Jonathan was highlighting one of the disadantages of meaningless keys where in his example a query on a table4 had to go back via table3 and then table2 to get to table1 to lookup the value of what could have been one column of a natural composite key on table 4.
This led Chen to wonder whether he was right or wrong to use a customer id rather than a customer name for his primary and foreign keys and he linked to a script to update natural foreign keys when those keys change.
You can find loads of articles out there regarding the pros and cons of natural versus artifical keys. As Chen points out, the storage overhead of using natural keys that are longer than artifical keys is rarely an issue.
Not so long ago, when I was preparing to leave a former employer, a fleet of robots ;-) from a Big 5 (or however many there are these days) consultancy came in and looked at some of the data models, shook their heads and said something along the lines of “what are these natural keys here? we always use artifical keys” (throughout the models there were some artificial keys, some natural keys).
And again, recently, I’ve reviewed data model propositions proposing artifical keys where an immutable natural key was available … (actually on reflection post blog post, I think this was a tendency to use another sequence id rather than a composite key of other artifical keys which is slightly different but still relevant).
(which almost brings me on to why non-database specialists trivialise the database and yet find it hard to string two tables together in an easy efficient way …
and which nearly brings me on to why agile teams seem determined to want to use people who all know a little bit of every application tier but not necessarily enough of each).

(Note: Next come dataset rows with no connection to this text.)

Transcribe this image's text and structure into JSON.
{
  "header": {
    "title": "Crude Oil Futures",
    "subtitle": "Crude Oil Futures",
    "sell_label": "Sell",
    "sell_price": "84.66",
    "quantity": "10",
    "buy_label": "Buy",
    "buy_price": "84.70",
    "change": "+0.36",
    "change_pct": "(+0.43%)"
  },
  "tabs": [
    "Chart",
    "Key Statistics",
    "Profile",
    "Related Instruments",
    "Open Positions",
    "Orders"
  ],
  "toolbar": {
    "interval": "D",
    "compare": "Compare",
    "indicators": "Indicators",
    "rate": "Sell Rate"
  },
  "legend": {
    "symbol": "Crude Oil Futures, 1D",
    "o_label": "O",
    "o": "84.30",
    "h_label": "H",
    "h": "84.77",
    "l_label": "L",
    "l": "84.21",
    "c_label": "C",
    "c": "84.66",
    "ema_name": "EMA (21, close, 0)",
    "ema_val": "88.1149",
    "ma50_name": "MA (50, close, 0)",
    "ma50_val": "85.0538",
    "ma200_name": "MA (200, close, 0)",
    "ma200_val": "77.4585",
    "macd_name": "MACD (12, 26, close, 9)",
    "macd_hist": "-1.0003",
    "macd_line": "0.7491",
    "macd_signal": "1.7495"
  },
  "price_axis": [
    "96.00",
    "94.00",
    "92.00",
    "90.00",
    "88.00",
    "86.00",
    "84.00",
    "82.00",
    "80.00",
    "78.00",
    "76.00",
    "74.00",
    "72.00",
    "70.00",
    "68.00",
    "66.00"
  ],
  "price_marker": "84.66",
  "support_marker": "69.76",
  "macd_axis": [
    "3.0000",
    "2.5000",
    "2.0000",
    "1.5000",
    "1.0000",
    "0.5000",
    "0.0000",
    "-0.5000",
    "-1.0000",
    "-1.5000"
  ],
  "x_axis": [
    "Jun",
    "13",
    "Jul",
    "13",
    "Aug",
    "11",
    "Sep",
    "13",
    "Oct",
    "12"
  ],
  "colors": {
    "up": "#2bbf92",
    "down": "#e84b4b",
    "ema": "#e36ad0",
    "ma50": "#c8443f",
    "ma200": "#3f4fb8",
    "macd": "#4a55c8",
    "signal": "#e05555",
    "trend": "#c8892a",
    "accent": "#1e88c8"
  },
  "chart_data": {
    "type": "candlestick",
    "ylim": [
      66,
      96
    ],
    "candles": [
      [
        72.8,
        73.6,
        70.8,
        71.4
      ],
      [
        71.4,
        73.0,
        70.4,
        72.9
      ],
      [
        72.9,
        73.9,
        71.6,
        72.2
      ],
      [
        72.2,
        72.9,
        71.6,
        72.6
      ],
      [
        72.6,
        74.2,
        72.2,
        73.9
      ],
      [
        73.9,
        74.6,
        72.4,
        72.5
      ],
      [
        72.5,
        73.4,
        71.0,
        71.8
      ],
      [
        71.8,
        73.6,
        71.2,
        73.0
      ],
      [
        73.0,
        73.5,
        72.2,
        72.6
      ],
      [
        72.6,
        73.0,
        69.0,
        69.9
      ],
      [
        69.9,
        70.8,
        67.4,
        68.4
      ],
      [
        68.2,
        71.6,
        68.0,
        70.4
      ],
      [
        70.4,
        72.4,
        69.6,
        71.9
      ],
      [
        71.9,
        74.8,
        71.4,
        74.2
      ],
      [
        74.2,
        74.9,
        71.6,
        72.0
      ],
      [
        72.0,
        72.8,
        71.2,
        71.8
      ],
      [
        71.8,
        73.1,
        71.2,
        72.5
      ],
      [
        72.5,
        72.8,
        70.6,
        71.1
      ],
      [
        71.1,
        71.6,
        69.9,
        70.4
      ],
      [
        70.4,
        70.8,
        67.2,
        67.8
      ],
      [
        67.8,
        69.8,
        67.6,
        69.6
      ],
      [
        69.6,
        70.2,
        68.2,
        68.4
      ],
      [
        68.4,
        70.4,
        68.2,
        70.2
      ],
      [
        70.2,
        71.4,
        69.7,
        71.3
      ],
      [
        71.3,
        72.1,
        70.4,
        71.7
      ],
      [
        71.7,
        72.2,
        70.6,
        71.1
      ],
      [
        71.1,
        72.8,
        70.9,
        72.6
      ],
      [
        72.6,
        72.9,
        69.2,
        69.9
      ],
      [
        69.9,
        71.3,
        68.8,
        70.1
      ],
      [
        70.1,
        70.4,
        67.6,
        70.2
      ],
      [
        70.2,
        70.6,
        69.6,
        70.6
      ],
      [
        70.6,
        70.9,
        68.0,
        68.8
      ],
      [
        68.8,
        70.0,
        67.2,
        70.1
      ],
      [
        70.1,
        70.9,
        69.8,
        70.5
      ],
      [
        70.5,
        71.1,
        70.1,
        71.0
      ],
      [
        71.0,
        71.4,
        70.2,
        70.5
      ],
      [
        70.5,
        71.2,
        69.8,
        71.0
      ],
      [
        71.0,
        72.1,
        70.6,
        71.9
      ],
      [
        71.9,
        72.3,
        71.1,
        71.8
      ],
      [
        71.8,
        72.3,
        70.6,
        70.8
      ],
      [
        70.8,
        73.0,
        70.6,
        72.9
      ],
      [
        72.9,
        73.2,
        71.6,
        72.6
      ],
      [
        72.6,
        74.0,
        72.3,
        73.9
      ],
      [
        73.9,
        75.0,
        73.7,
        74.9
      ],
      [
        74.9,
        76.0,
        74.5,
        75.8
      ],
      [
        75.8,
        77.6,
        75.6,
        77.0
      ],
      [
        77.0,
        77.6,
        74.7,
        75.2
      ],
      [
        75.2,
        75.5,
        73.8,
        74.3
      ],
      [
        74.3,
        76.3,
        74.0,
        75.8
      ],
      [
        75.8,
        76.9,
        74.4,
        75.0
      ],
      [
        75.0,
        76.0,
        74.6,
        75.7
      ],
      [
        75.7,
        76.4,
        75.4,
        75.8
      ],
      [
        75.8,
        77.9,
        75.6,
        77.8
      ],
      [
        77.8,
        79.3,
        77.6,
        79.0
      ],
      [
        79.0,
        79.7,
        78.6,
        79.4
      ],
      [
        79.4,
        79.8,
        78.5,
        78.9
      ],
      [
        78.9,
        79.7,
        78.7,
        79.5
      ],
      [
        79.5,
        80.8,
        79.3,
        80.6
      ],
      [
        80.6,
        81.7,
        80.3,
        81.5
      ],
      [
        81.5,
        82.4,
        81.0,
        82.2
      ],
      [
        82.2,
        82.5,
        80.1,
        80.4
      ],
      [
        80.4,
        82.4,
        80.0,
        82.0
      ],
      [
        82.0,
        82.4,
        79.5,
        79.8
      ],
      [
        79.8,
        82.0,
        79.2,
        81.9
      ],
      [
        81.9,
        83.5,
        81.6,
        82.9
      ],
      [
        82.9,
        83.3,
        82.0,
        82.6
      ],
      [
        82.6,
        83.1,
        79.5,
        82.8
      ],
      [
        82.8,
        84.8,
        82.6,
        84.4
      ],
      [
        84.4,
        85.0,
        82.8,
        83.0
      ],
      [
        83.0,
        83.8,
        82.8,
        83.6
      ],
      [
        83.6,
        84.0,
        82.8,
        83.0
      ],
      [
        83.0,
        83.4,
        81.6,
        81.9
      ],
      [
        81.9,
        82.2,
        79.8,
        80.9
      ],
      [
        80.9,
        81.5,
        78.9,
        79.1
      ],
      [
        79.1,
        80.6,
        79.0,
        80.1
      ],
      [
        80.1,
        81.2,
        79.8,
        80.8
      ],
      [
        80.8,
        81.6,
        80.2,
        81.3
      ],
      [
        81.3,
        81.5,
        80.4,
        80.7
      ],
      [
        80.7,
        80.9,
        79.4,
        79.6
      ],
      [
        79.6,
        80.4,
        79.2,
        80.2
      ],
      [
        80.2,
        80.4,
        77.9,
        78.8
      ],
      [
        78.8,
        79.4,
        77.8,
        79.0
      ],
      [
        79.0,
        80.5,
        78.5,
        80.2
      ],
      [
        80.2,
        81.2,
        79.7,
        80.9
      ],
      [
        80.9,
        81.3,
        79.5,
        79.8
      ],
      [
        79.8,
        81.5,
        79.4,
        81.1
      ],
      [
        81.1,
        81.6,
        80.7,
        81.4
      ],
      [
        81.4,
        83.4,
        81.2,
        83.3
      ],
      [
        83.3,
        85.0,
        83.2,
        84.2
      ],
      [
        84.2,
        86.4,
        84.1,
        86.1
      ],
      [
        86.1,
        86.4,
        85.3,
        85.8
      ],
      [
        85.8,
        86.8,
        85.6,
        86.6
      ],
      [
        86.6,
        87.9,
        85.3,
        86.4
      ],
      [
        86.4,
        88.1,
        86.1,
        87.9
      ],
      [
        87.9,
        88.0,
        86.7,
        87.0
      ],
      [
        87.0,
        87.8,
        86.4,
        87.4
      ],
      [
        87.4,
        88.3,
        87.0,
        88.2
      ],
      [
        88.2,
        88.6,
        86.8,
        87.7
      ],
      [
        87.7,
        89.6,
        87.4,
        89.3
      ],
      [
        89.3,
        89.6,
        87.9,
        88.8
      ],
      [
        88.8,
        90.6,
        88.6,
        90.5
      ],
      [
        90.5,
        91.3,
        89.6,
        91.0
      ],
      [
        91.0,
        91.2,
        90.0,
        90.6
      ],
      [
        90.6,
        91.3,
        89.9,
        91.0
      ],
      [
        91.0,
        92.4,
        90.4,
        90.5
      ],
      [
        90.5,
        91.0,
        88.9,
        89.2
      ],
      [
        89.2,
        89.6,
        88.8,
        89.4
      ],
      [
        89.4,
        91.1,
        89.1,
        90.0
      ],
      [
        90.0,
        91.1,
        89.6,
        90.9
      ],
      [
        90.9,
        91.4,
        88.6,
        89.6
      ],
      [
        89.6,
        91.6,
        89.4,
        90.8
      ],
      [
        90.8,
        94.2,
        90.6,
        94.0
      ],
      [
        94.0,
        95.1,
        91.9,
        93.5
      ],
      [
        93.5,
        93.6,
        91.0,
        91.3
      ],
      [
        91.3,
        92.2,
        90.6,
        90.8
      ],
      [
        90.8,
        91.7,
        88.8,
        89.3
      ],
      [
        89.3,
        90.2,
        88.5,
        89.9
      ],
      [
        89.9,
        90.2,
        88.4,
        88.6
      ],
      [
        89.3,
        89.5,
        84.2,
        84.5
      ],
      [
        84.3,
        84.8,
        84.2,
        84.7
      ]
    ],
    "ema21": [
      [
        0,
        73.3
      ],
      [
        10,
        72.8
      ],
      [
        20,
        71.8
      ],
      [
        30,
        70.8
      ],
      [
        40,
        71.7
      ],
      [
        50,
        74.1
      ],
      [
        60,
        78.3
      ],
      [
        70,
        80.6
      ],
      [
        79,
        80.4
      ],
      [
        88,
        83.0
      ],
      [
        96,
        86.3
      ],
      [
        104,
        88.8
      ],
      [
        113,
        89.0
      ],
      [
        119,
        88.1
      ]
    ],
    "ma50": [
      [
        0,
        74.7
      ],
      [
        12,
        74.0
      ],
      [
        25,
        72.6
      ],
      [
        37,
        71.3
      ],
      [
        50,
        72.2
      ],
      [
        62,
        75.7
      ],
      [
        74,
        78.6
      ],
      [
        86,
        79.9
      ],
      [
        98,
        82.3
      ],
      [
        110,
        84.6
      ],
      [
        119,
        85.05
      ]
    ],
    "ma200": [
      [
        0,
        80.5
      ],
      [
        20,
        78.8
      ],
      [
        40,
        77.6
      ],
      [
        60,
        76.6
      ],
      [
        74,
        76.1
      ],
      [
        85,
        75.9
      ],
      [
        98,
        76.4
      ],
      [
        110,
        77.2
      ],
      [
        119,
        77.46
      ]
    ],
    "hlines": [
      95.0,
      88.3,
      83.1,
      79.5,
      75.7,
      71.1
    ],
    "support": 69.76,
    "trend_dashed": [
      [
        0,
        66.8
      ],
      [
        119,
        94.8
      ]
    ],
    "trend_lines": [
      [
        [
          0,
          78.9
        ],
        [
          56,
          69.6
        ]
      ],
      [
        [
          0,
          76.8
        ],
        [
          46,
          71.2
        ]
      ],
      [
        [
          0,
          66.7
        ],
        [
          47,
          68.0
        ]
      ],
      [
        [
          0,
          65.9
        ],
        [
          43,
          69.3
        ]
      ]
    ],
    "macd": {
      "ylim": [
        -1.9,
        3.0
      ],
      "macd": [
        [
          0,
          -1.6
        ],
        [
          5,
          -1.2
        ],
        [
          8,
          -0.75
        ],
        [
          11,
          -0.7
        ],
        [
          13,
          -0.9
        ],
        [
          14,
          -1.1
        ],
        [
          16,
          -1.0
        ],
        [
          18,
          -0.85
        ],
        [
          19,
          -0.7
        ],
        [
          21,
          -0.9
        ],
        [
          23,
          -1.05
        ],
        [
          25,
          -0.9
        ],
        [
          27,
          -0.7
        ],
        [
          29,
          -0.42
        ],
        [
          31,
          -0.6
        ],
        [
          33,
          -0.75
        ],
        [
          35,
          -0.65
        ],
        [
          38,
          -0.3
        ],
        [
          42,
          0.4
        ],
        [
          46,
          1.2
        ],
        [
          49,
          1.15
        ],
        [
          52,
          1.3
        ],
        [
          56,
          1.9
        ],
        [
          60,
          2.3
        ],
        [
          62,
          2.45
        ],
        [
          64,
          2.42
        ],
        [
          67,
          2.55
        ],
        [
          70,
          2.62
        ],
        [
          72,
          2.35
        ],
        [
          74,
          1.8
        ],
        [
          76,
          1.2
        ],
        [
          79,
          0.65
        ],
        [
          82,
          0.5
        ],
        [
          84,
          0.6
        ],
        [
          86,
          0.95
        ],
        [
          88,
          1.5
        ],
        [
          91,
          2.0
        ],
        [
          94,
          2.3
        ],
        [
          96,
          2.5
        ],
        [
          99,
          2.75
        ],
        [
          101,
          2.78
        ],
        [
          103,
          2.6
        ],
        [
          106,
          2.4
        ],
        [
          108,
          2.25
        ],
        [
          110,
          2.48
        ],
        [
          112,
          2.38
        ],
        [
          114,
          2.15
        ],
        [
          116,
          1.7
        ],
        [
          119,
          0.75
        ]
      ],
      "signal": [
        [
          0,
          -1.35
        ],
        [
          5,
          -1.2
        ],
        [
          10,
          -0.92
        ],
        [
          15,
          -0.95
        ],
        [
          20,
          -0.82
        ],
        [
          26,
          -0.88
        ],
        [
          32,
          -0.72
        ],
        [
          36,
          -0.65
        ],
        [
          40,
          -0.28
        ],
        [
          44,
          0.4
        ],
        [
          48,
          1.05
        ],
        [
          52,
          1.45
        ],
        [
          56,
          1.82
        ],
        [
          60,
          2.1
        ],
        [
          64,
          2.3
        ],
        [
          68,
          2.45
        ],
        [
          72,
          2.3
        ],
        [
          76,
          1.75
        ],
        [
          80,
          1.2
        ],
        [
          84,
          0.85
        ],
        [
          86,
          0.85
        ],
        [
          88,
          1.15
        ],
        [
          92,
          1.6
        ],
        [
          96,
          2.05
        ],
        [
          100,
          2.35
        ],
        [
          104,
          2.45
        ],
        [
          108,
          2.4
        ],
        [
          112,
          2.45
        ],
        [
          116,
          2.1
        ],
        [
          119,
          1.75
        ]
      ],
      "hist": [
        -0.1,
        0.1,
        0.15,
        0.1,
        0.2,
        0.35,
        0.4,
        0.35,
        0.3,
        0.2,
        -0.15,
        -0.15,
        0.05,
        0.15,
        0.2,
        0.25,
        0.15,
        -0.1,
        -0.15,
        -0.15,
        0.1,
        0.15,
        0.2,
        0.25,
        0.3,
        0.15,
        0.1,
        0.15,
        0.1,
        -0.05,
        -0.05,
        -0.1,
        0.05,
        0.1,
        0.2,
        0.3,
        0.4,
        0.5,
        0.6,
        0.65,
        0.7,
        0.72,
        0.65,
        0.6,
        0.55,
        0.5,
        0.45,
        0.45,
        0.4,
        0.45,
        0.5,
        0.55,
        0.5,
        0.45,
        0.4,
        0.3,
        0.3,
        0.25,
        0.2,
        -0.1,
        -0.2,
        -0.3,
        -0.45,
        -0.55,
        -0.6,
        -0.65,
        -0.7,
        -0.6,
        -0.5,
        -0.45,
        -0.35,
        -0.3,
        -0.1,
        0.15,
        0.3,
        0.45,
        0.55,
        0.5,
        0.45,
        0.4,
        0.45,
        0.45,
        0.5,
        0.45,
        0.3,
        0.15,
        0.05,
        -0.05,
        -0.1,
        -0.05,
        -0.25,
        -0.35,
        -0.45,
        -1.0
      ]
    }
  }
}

My take has always been to take a pragmatic solution.
Never say never. Never say always.
The candidates for a primary key should be immutable. They should not change, ever, period.
It’s ok for a unique key to change but…
A child’s foreign key references either the parent’s primary key or a unique key.
A candidate foreign key should also be immutable.
If it’s likely to change then use a sequence generated key.
And when designing don’t forget about how your data is going to be accessed (if you know that you’re going to want to access a table using a component of a natural composite foreign key, think carefully about that before making the queries go via a whole bunch of other tables just to lookup the value of a bunch of artificial keys) – Designers need to develop to validate their designs.